MEXICO CITY (CNS) — Argentina’s bishops expressed disappointment with the approval of an initiative that moves the South American country closer to legalizing abortion. But the bishops also pledged to review their social ministries to better attend to youth and women.
The country’s lower house of congress voted 129-123 to approve the initiative, which decriminalizes abortion during the first 14 weeks of pregnancy. The initiative now goes to the country’s senate.
“This decision hurts us as Argentines,” the bishops’ conference said in a statement. “But the pain for the abandonment and the exclusion of innocents must be transformed into strength and hope, to continue fighting for the dignity of all human life.”
The close June 14 vote on the abortion issue reflected division in Argentine society, according to observers in the majority Catholic county. The law won support in big cities, but was opposed in the provinces. Supporters and opponents crowded streets in the capital — with supporters waving green handkerchiefs — as lawmakers debated through the night and the outcome remained uncertain until the final hours.
A government survey taken in April showed Argentines split on this issue, with 46 percent opposing legalization and 45 percent supporting it.
President Mauricio Macri allowed the legislation to proceed, while expressing his own personal opposition to abortion.
Macri had called for a “mature” debate on the issue and said he would not veto any abortion legislation. One observer said the president’s willingness to allow the issue to be debated was being widely interpreted as a “smokescreen,” as Macri has pushed difficult economic reforms, and the Argentine economy has faltered in 2018 with the currency plunging precipitously.
“While people are focused on the (abortion) debate, the economic policymakers can work without being disturbed, because all the public attention is focused on this debate and then the World Cup,” said Fernando Farias, an Argentine journalist. “This is a good time to pass unpopular economic laws.”
The then-archbishop of Buenos Aires, Jorge Mario Bergoglio — now Pope Francis — led church opposition to a same-sex marriage bill, which was approved in 2010. Farias said the bishops’ opposition to abortion was somewhat subdued because lay Catholics led the opposition this time.
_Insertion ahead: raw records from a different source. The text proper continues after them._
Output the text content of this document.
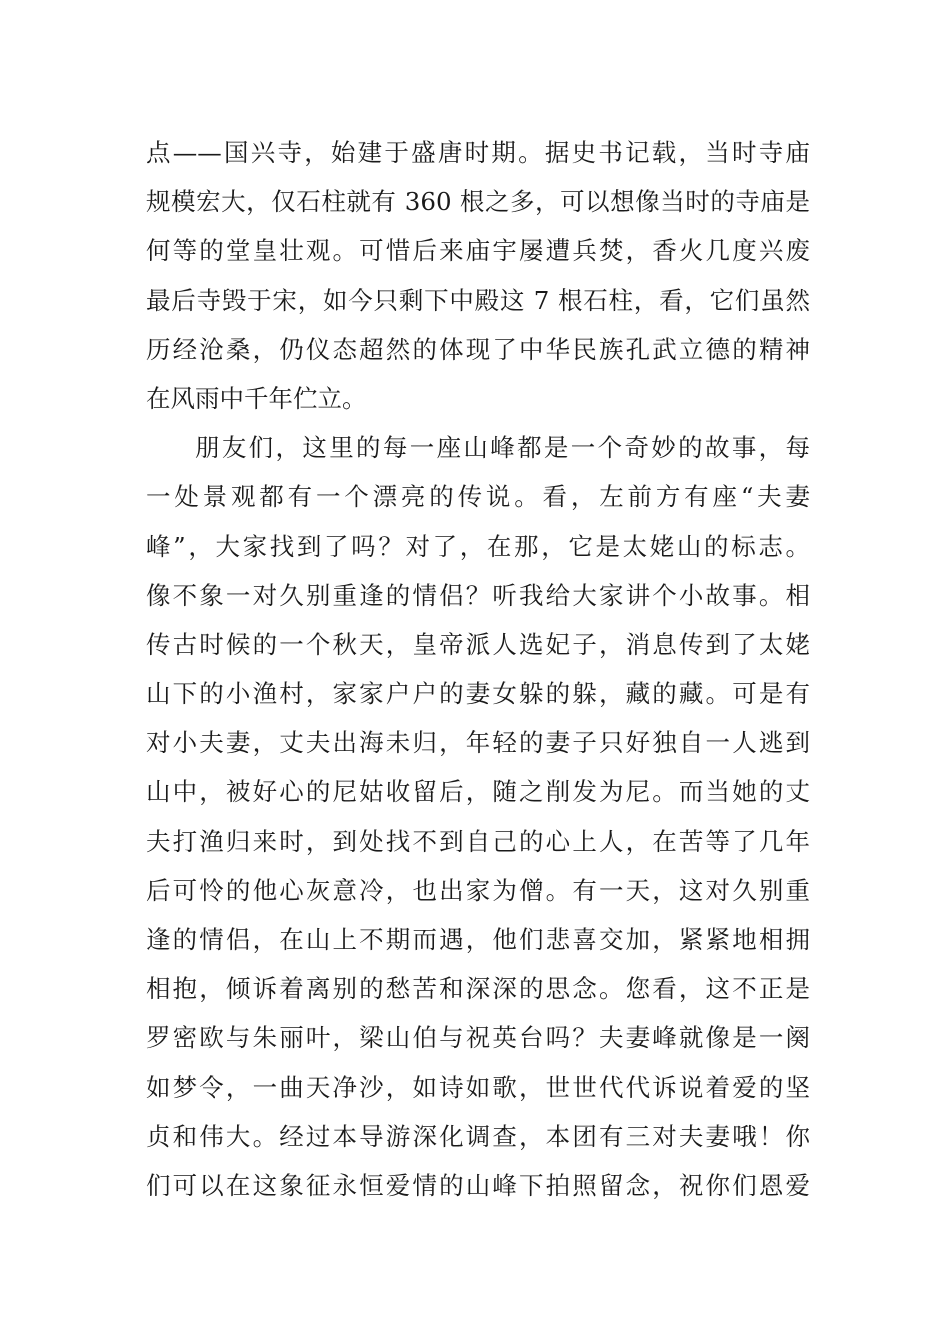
点——国兴寺，始建于盛唐时期。据史书记载，当时寺庙
规模宏大，仅石柱就有 360 根之多，可以想像当时的寺庙是
何等的堂皇壮观。可惜后来庙宇屡遭兵焚，香火几度兴废
最后寺毁于宋，如今只剩下中殿这 7 根石柱，看，它们虽然
历经沧桑，仍仪态超然的体现了中华民族孔武立德的精神
在风雨中千年伫立。
朋友们，这里的每一座山峰都是一个奇妙的故事，每
一处景观都有一个漂亮的传说。看，左前方有座“夫妻
峰”，大家找到了吗？对了，在那，它是太姥山的标志。
像不象一对久别重逢的情侣？听我给大家讲个小故事。相
传古时候的一个秋天，皇帝派人选妃子，消息传到了太姥
山下的小渔村，家家户户的妻女躲的躲，藏的藏。可是有
对小夫妻，丈夫出海未归，年轻的妻子只好独自一人逃到
山中，被好心的尼姑收留后，随之削发为尼。而当她的丈
夫打渔归来时，到处找不到自己的心上人，在苦等了几年
后可怜的他心灰意冷，也出家为僧。有一天，这对久别重
逢的情侣，在山上不期而遇，他们悲喜交加，紧紧地相拥
相抱，倾诉着离别的愁苦和深深的思念。您看，这不正是
罗密欧与朱丽叶，梁山伯与祝英台吗？夫妻峰就像是一阕
如梦令，一曲天净沙，如诗如歌，世世代代诉说着爱的坚
贞和伟大。经过本导游深化调查，本团有三对夫妻哦！你
们可以在这象征永恒爱情的山峰下拍照留念，祝你们恩爱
“The church and Macri … are not on as close of terms as you would have expected,” Farias said, adding that some in Macri’s party disapprove of the pope’s pronouncements on economic matters and his perceived closeness with controversial people in a previous government.
Guillermo Galeano, spokesman for the Diocese of Lomas de Zamora, concurred that the legislation came at a time when tough economic issues were being discussed, but also that there had been a perception of “disagreements between the government and Pope Francis.”
The legislation now goes to the Senate, where Galeano expects approval to be “more difficult,” but he cautioned: “It’s a surprise what happened today, so what happens in the Senate could also be a surprise.”
Argentina’s bishops took the approval of the legislation as a call to action.
“As pastors, this recent time has caused us to recognize weaknesses in our pastoral work: integral sexual education in our educational institutes, the full recognition of women and men, and the accompaniment of women who are exposed to abortion or who have gone through this trauma. All of these are calls of a reality, which demands a response as a church,” the bishops’ statement said.
“With humility and courage, we propose continuing to work in the service and care of life.”